Study design: Program costs; medical cost savings of prevented sequelae in women, male sex partners, and infant; and number of prevented cases of pelvic inflammatory disease (PID), neonatal infections, and male sex partner urethritis and epididymitis were modeled in a decision analysis conducted from a health care system perspective. Results are expressed for a cohort of 18,000 women.
Results: If no screening for C. trachomatis were conducted in Maryland, 497 cases of PID would develop, costing $2.2 million in future medical costs. Use of EIA to detect chlamydial infection would prevent 240 cases of PID and save $887,000 over no screening. Alternatively, use of DNA amplification assays on urine specimens would prevent up to an additional 66 cases and save $287,100 over EIA. Use of LCR on cervical specimens would prevent at least 13 additional cases of PID over the urine-based assays, but would cost $3,005 for each additional case prevented. In women receiving routine pelvic examinations, LCR of cervical specimens would prevent the most disease and provide the highest cost savings. In women not receiving routine pelvic examinations, use of LCR on cervical specimens would prevent the most disease but would cost approximately $28,000 per additional case of PID prevented over DNA amplification of urine.

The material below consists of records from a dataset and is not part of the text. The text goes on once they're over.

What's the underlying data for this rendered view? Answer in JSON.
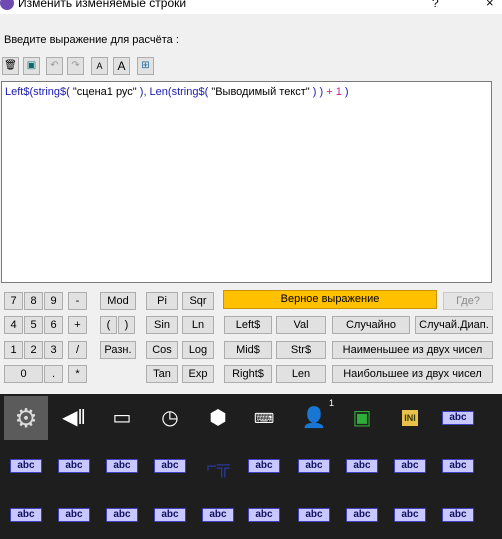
{
  "window": {
    "title": "Изменить изменяемые строки",
    "help": "?",
    "close": "×"
  },
  "prompt": "Введите выражение для расчёта :",
  "toolbar": [
    {
      "name": "delete-icon",
      "glyph": "🗑"
    },
    {
      "name": "insert-icon",
      "glyph": "▣"
    },
    {
      "name": "undo-icon",
      "glyph": "↶"
    },
    {
      "name": "redo-icon",
      "glyph": "↷"
    },
    {
      "name": "font-decrease-icon",
      "glyph": "A"
    },
    {
      "name": "font-increase-icon",
      "glyph": "A"
    },
    {
      "name": "grid-icon",
      "glyph": "⊞"
    }
  ],
  "expression": {
    "part1": "Left$(string$( ",
    "str1": "\"сцена1 рус\"",
    "part2": " ), Len(string$( ",
    "str2": "\"Выводимый текст\"",
    "part3": " ) ) ",
    "op": "+",
    "num": " 1 ",
    "part4": ")"
  },
  "keypad": {
    "k7": "7",
    "k8": "8",
    "k9": "9",
    "minus": "-",
    "k4": "4",
    "k5": "5",
    "k6": "6",
    "plus": "+",
    "k1": "1",
    "k2": "2",
    "k3": "3",
    "div": "/",
    "k0": "0",
    "dot": ".",
    "mul": "*",
    "mod": "Mod",
    "paren_open": "(",
    "paren_close": ")",
    "razn": "Разн."
  },
  "functions": {
    "pi": "Pi",
    "sqr": "Sqr",
    "sin": "Sin",
    "ln": "Ln",
    "cos": "Cos",
    "log": "Log",
    "tan": "Tan",
    "exp": "Exp",
    "left": "Left$",
    "val": "Val",
    "random": "Случайно",
    "random_range": "Случай.Диап.",
    "mid": "Mid$",
    "str": "Str$",
    "min": "Наименьшее из двух чисел",
    "right": "Right$",
    "len": "Len",
    "max": "Наибольшее из двух чисел",
    "where": "Где?"
  },
  "status": "Верное выражение",
  "palette": {
    "abc": "abc",
    "user_badge": "1",
    "ini": "INI"
  }
}
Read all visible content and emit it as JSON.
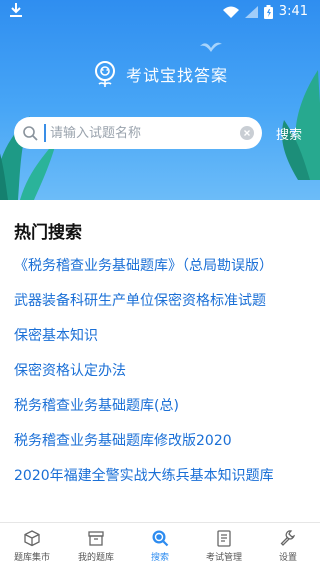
{
  "status_bar": {
    "time": "3:41"
  },
  "brand": {
    "title": "考试宝找答案"
  },
  "search": {
    "placeholder": "请输入试题名称",
    "button_label": "搜索"
  },
  "hot": {
    "title": "热门搜索",
    "items": [
      "《税务稽查业务基础题库》（总局勘误版）",
      "武器装备科研生产单位保密资格标准试题",
      "保密基本知识",
      "保密资格认定办法",
      "税务稽查业务基础题库(总)",
      "税务稽查业务基础题库修改版2020",
      "2020年福建全警实战大练兵基本知识题库"
    ]
  },
  "tabbar": {
    "tabs": [
      {
        "label": "题库集市",
        "icon": "box-icon"
      },
      {
        "label": "我的题库",
        "icon": "archive-icon"
      },
      {
        "label": "搜索",
        "icon": "search-icon"
      },
      {
        "label": "考试管理",
        "icon": "clipboard-icon"
      },
      {
        "label": "设置",
        "icon": "wrench-icon"
      }
    ],
    "active_index": 2
  },
  "colors": {
    "header": "#2f8ef0",
    "accent": "#2d8cf0",
    "link": "#1a6fd6"
  }
}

Conclusions: Compared with EIA screening, the strategy with the lowest program costs, a screening strategy that combines use of DNA amplification on cervical specimens in women receiving pelvic examinations, and DNA amplification of urine in women with no medical indications necessitating a pelvic examination, prevents the most cases of PID and provides the highest cost savings. With enhanced sensitivity over the other diagnostic assays and with the use of noninvasive specimen collection, DNA amplification assays should be implemented as cost-effective components of a screening program for C. trachomatis.